Il «JobsAct» di Kiev

Ucraina. La guardia nazionale e le rivelazioni dell'ex capo della sicurezza ucraina

Scontri a Kiev

Scontri a Kiev

Per risolvere il problema della disoccupazione può risultare utile una «Majdan»?

A Kiev pare sia andata così: per premiare i gruppi paramilitari che hanno determinato – nelle strade – la vittoria dell’attuale governo, il parlamento ha deciso di assumerli, con paga regolare, in una Guardia Nazionale a difesa del paese: 60mila nuovi posti di lavoro.

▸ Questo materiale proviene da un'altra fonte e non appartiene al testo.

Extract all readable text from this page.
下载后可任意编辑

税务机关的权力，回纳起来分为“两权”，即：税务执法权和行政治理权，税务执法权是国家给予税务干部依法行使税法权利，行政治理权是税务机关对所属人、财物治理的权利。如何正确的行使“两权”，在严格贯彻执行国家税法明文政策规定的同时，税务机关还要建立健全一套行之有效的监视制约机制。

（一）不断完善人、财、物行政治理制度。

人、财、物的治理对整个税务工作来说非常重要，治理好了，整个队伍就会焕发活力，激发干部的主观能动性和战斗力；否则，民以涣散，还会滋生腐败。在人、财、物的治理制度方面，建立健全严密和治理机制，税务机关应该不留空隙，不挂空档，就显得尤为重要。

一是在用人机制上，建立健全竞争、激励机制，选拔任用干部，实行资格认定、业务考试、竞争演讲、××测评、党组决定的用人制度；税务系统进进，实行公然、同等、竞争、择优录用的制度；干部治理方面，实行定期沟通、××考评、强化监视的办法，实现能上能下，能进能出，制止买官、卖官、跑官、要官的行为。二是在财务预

Una conferma di quanto si sa da tempo, ovvero che i gruppi più duri di Majdan sono anche armati e controllano la situazione, come hanno fatto nei giorni della battaglia contro Yanukovich e quando ci fu da legittimare il «loro» governo.

Le ironie a proposito sono due: i paramilitari saranno pagati presumibilmente con i soldi della Ue e del Fondo monetario dato che l’Ucraina è ormai vicina alla bancarotta.

La seconda riguarda indiscrezioni sulla gestione della piazza. La fonte è di parte, perché si tratta di Yakimenko, ex capo della sicurezza di Yanukovich, ma conferma che nella battaglia di Kiev molti dei cecchini erano mercenari di Majdan. A sparare, come emerso dai cadaveri dei poliziotti, che secondo testimoni sarebbero stati uccisi da colpi d’arma da fuoco, c’erano anche loro: gli esponenti della nuova Guardia Nazionale ucraina.

Premiati con l’assunzione.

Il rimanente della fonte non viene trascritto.